Last August, an estimated 2 billion people watched gymnast Li Ning sprint along the upper rim of Beijing’s Olympic Stadium, the torch-lighting climax to the 2008 Olympics’ stunning opening ceremonies. Those ceremonies reaffirmed the pure power of visual, sonic and kinesthetic spectacle to unite audiences from widely different cultures, even if their director, Zhang Yimou, observed sourly to London’s Daily Telegraph that such feats were hard to replicate in the West, where “everyday there are two coffee breaks and no one can suffer any discomfort because of human rights.”

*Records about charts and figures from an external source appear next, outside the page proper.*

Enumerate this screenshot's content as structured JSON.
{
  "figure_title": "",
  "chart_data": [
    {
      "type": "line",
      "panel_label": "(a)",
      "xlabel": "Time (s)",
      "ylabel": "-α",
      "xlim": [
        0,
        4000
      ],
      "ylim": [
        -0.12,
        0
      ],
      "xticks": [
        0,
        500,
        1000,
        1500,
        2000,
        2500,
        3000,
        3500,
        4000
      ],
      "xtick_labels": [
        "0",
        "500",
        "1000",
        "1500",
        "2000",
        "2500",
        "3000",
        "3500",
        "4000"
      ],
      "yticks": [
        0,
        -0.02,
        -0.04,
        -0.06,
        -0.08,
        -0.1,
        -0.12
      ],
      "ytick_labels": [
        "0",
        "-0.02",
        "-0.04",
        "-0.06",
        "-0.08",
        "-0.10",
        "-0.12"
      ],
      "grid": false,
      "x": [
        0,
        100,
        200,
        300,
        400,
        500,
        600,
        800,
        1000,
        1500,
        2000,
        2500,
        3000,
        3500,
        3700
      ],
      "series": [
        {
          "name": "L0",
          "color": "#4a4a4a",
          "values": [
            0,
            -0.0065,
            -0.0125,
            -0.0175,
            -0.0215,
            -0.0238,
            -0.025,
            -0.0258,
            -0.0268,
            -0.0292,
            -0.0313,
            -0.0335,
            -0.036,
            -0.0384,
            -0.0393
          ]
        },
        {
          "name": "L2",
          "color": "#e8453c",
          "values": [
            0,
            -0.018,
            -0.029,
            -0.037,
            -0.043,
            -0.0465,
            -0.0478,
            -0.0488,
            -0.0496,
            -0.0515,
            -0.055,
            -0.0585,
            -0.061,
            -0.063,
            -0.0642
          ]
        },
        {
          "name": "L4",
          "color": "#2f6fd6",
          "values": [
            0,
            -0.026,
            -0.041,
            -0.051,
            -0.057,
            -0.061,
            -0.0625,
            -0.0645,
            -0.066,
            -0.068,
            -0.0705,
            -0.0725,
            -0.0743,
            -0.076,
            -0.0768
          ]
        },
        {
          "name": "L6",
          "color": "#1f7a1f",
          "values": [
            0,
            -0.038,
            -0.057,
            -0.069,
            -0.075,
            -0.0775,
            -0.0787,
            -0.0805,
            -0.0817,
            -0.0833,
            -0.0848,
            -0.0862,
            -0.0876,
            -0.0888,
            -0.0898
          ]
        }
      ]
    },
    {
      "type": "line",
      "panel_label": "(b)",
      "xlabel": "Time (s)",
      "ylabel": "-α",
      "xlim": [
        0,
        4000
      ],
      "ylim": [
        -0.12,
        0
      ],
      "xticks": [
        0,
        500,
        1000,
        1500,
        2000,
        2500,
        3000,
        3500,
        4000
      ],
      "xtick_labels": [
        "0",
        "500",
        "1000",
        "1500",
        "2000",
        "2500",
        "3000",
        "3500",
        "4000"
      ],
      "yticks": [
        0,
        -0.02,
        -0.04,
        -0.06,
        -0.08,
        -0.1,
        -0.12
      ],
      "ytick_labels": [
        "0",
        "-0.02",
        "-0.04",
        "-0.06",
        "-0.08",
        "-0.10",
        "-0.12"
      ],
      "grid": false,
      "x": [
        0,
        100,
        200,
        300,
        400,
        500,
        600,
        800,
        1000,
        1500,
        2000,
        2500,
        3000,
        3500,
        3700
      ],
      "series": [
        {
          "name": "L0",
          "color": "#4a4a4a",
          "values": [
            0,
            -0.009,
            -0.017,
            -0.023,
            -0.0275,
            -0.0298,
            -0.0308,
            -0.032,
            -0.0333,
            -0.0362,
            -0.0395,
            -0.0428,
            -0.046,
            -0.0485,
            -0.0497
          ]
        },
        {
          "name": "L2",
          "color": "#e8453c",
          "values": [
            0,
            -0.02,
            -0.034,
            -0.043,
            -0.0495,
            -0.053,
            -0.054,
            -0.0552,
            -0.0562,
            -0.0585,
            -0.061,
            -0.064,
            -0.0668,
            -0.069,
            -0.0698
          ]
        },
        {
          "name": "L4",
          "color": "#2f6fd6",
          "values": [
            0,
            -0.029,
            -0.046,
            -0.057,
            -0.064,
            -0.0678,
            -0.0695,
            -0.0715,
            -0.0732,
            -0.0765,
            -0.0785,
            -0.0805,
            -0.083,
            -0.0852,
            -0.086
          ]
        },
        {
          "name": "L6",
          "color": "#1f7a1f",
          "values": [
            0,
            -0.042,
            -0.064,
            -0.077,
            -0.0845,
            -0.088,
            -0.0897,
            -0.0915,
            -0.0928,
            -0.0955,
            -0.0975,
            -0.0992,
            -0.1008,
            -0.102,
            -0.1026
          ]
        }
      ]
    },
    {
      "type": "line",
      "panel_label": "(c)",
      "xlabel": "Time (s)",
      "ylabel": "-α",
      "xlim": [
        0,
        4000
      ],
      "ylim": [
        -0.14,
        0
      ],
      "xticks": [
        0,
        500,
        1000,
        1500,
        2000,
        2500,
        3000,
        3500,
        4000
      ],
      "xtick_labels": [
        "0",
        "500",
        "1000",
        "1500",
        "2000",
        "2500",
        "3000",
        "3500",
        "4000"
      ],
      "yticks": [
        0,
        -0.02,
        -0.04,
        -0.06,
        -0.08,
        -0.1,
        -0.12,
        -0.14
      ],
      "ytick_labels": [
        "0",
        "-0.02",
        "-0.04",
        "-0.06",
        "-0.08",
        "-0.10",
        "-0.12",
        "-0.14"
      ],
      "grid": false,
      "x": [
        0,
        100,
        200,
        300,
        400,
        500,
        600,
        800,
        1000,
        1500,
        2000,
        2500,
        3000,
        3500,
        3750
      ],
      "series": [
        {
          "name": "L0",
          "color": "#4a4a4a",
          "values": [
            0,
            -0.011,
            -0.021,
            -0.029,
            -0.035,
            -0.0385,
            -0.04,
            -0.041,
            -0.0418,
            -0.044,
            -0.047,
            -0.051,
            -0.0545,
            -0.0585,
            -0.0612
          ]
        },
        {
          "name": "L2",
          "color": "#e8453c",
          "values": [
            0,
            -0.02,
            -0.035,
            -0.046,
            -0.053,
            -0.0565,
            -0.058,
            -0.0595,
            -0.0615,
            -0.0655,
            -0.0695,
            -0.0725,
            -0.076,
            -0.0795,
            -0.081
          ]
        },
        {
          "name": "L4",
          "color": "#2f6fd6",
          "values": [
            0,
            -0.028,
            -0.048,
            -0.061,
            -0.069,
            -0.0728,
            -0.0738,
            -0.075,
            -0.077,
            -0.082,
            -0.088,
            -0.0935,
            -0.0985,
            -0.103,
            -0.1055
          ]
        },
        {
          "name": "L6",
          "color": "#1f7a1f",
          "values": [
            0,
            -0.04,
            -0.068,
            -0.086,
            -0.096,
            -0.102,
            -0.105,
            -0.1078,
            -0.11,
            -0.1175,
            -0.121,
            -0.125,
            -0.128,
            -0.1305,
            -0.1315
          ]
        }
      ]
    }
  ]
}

Naperville resident Dwight Jordan is well poised to refute Zhang’s prediction. This spring, Jordan steps in as the director of Cirque Shanghai’s Navy Pier production Bright Spirit, the acrobatic troupe’s fourth foray into Chicago. Jordan’s résumé testifies to his skills as a crafter of popular entertainments; he’s directed long-running, tourist-pleasing shows for Six Flags Great America (Love at First Fright, Show Stoppin’) and the country & western mecca of Branson, Missouri (A Christmas Carol, Headin’ West).
The kind of spectacular entertainment in which Jordan specializes demands a talent for synthesizing a wide array of design and production elements; it’s not just a matter of droppin’ final gs. For Jordan, who grew up playing several instruments, the key element is the music. “The musical is always what drives the visual,” he explains via Skype from Shanghai, where the show is rehearsed. “If the music’s right, everything else connects. The productions feel cohesive because the performers and the production team understand the music.” Featuring a soundtrack of classical and contemporary Asian music, Bright Spirit has required careful fine-tuning to match each specialized act with music that brings it to life.
Pop-spectacle director isn’t really the kind of career that guidance counselors (or theater departments) prep one for. How did Jordan end up in his position? “It was an accident, really,” he says. At Millikin University in downstate Decatur, he studied music education; like many talented instrumentalists, he had an eye toward directing high-school bands. Upon gaining that position at nearby Mt. Zion High School in 1978, he began helming the school’s show choir; Jordan remains the director of the 30-year-old organization Showchoir Camps of America, which he cofounded. (If you’re not familiar with show choirs, it’s a concept pioneered by the traveling troupe Up With People: fresh-faced kids dedicated to improving the world through brassy and tightly choreographed sets of easy-listening and Broadway standards. The new Fox TV show Glee lovingly mocks the unique phenomenon.)
Jordan clearly had a knack for show choirs: Integrating singing and dancing into loosely thematic showcases, his groups started winning regional and national competitions. And he caught the attention of Six Flags, which commissioned a Halloween-oriented musical extravaganza. Jordan credits his unusual path to his early training and varied experiences in music, both performing and directing.
As he prepares to usher Bright Spirit to its lakefront berth—a new cross-cultural experience for him that came about via a Branson connection—Jordan expresses amazement at both the prowess of the show’s acrobats and the ease with which he’s negotiated the cultural distance between Naperville and Shanghai. “The acts are just incredible,” he says. “They still surprise me as I sit and watch them.” Performers are catapulted from teeterboards to be caught standing; others on a Russian barre—basically a stick held up by a pair of porters—flip through the air and effortlessly regain their footing.
A particular revelation for Jordan was the troupe’s hat jugglers, not the flashiest-sounding routine. “But then one guy’s juggling seven hats, and they’re standing on each other and making pyramids,” he explains. The show as a whole aims at uplift; the acrobats’ physical discipline and the design’s sensory amplitude serve to make emotional connections with the audience. Jordan’s ultimate goal sounds as modest at first as the deceptively simple jugglers: “I want the audience to leave happier than they were when they arrived.”
Cirque Shanghai’s Bright Spirit brightens Navy Pier’s Skyline Stage Wednesday 3–September 7.